Reduced order parameterized viscous optimal flow control problems and applications in coronary artery bypass grafts with patient-specific geometrical reconstruction and data assimilation

Coronary artery bypass graft surgery is an invasive procedure performed to circumvent partial or complete blood flow blockage in coronary artery disease (CAD). In this thesis, we will construct a numerical framework combining parametrized optimal flow control and reduced order methods and will apply to real-life clinical case of triple coronary artery bypass grafts surgery. In this mathematical framework, we will propose patient-specific physiological data assimilation in the optimal flow control part, with the aim to minimize the discrepancies between the patient-specific physiological data and the computational hemodynamics.
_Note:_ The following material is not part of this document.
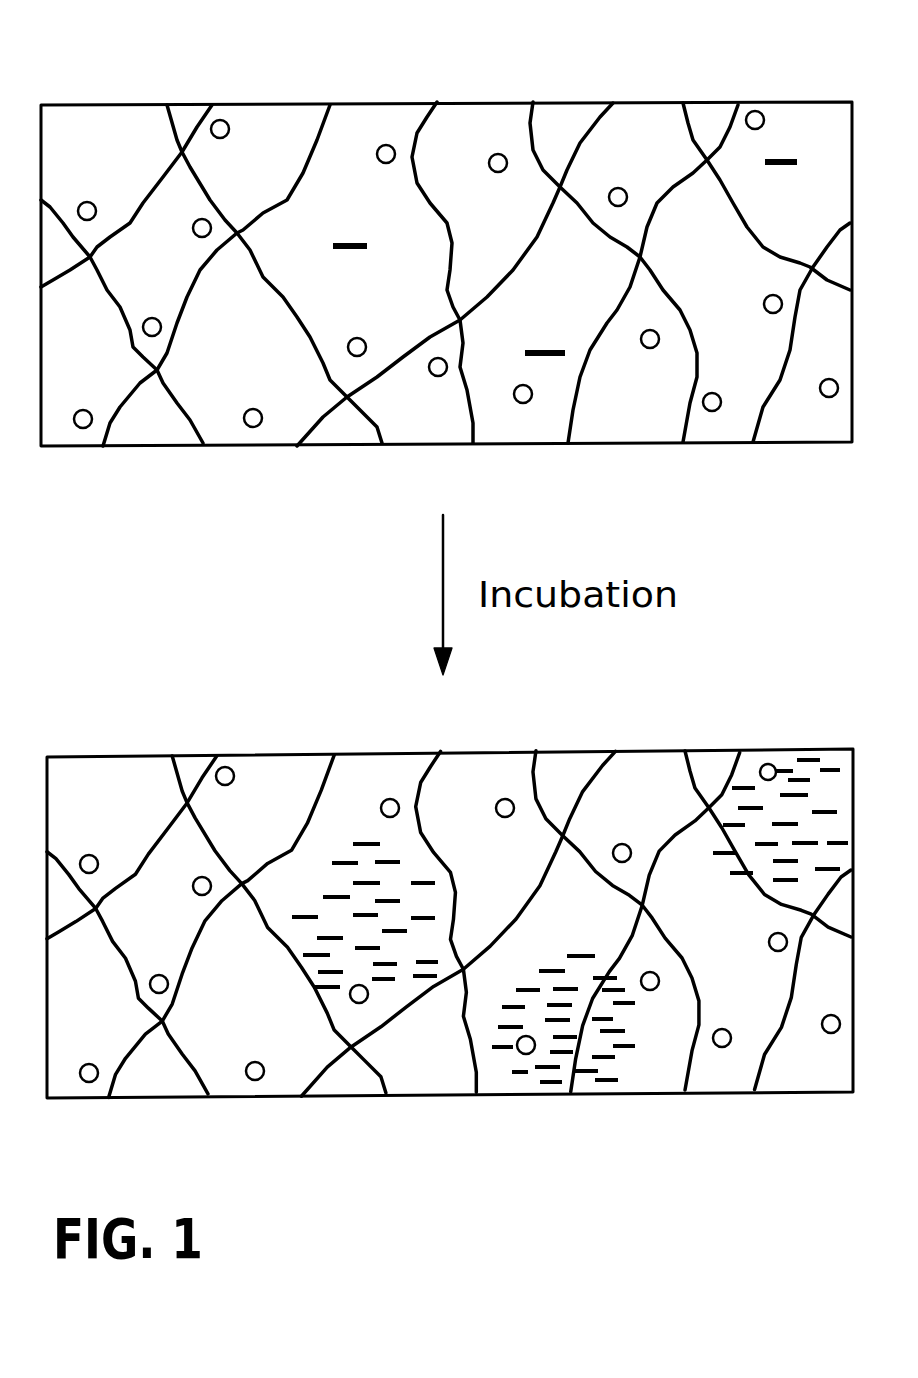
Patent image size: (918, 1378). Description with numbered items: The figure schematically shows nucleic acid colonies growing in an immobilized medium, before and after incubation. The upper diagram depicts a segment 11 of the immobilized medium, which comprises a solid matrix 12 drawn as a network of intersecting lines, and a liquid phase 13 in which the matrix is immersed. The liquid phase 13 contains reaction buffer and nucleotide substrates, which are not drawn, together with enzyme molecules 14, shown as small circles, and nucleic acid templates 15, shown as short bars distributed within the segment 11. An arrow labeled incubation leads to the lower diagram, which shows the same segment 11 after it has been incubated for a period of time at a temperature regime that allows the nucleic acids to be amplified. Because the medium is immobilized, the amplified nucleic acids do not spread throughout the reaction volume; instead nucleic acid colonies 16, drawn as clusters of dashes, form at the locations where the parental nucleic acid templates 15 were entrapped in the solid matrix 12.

The optimal flow control paradigm proves to be a handy tool for the purpose and is being commonly used in the scientific community. However, the discrepancies between clinical measurements and computational hemodynamics modeling are usually due to unrealistic quantification of hard-to-quantify outflow conditions and computational inefficiency. In this work, we will utilize the unknown control in the optimal flow control pipeline to automatically quantify the boundary flux, specifically the outflux, required to minimize the data misfit, subject to different parametrized scenarios. Furthermore, the challenge of attaining reliable solutions in a time-efficient manner for such many-query parameter dependent problems will be addressed by reduced order methods.